I always saw cheesecake recipes that were like cream cheese, and I just didn’t what that meant. For everytime I thought, why not try a cheesecake, I could never find an item labelled ‘cream cheese’. Fast forward to 25 years old, and my wonderful friend Yoanna makes me a cheesecake and says she uses ‘Soft Cheese’. And so, my cheesecake-making experiemental days has begun.

I use the cheapest own-brand tub of ‘soft cheese’ from the supermarket I can find and it works wonderfully!

SMASH

Again, recipes are like ‘Put in a plastic food bag and use a rolling pin to crush into crumbs – or use a food processor’. I had none of those things.

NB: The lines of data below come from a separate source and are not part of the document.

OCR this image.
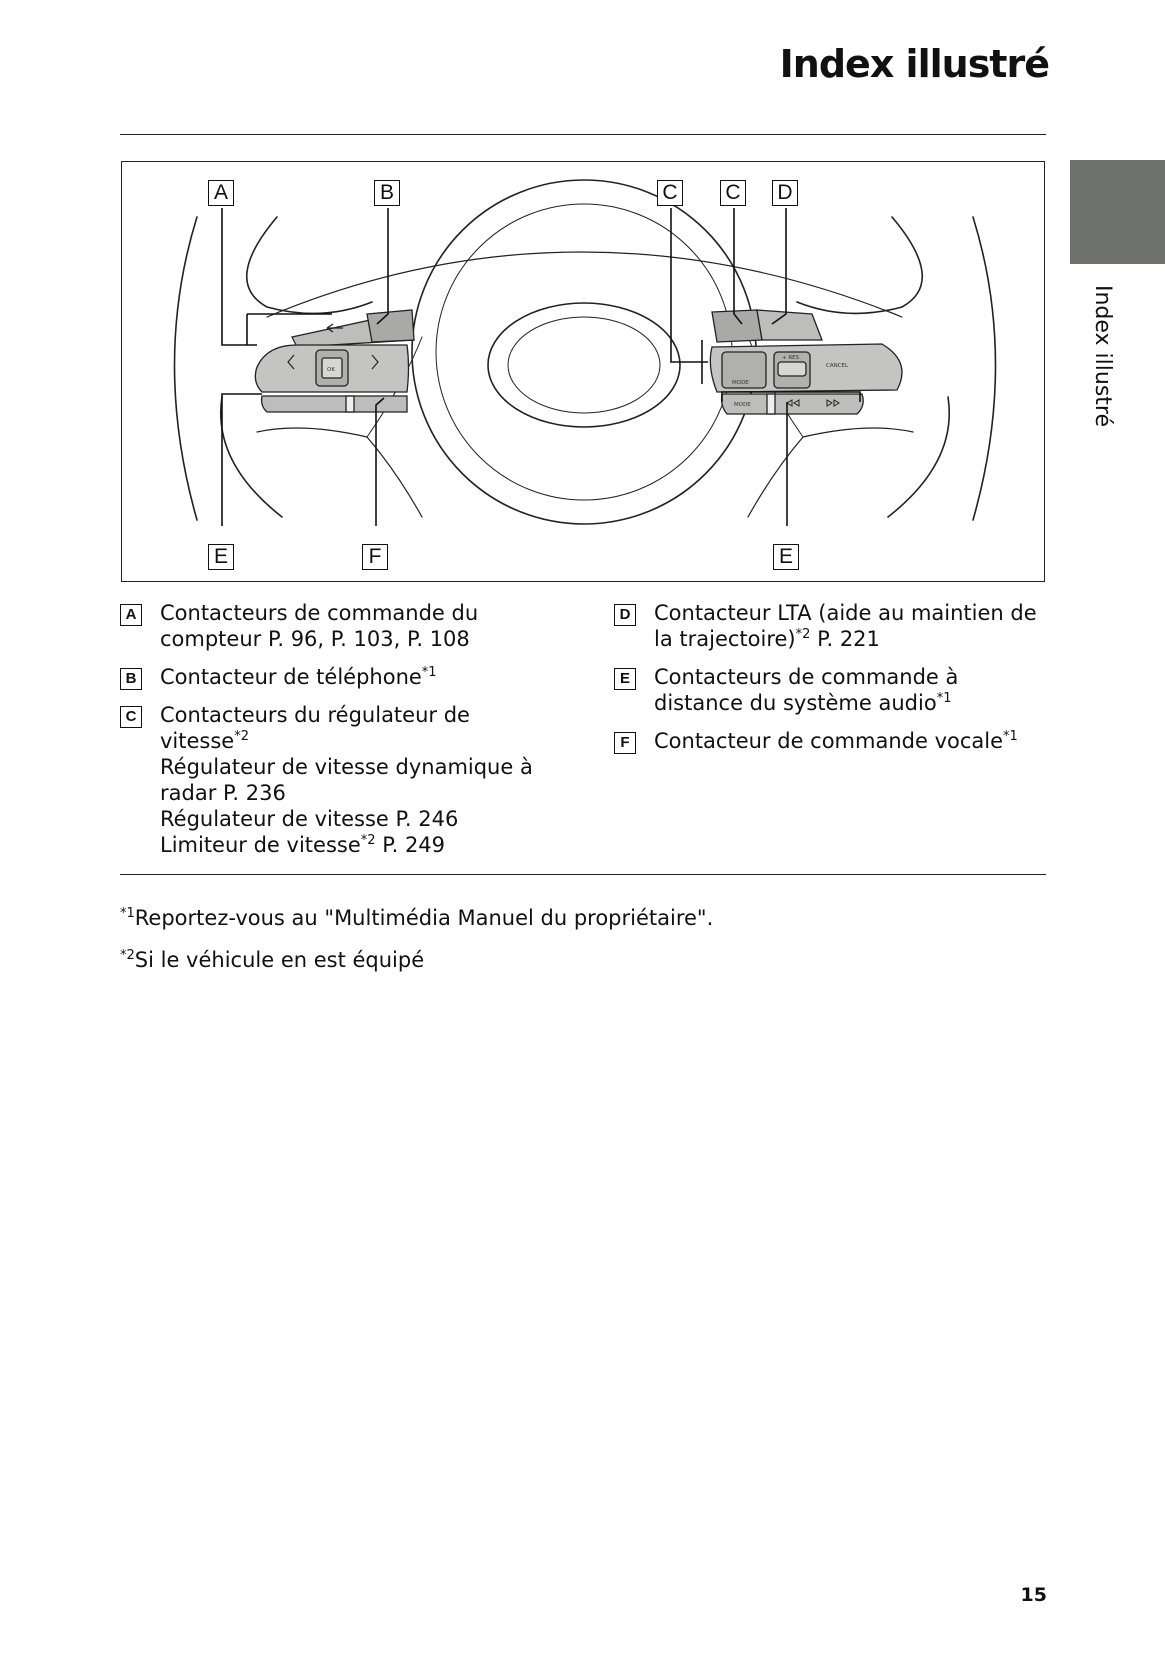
Index illustré
Index illustré
OK
MODE
+ RES
CANCEL
MODE
A	B	C C D
E	F	E
A Contacteurs de commande du compteur P. 96, P. 103, P. 108
B Contacteur de téléphone$^{*1}$
C Contacteurs du régulateur de vitesse$^{*2}$
Régulateur de vitesse dynamique à radar P. 236
Régulateur de vitesse P. 246
Limiteur de vitesse$^{*2}$ P. 249
D Contacteur LTA (aide au maintien de la trajectoire)$^{*2}$ P. 221
E Contacteurs de commande à distance du système audio$^{*1}$
F	Contacteur de commande vocale$^{*1}$
$^{*1}$Reportez-vous au "Multimédia Manuel du propriétaire".
$^{*2}$Si le véhicule en est équipé
15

SO – plastic bowl and a heavy glass bottle and some care did the trick

Happy accident?

So you can just use an extra 100g of Oreo biscuits and buy three packets instead of two. But I didn’t do that because when I first made this I didn’t read the cooking instructions 😀

However! Now I always make my Oreo cheesecake like this because I like the marbelling effect – it’s completely up to you how you would like to proceed.

Ditch the vanilla

Contrary to popular belief, you don’t have to put vanilla flavouring into everything, it is already an indulgent flavourful dessert, the vanilla will just make it heavier.

Stiffness

When it comes to whipping the double cream and cheese, we want a nice thick mixture which doesn’t move about much. ‘Stiff peaks’ in the baking world. If you overwhip it, it starts to look grainy, so stop right there!

The dietary

Obviously this depends on the serving size and whether the data used was correct. This is not made to be a healthy dish but if you are worried and don’t mind the impact on flavour, you can reduce the sugar and biscuits used in the actual cream cheese mix, or wait patiently for my healthy vegan cheesecake alternative.

The origin

Part of this recipe came from my good friend Yoanna, and because there was no specifics to the recipe she gave me, I also used BBC Good Food’s Vanilla Cheesecake here. I’ve adapted the two to create my own version and its so delicious I named it after myself.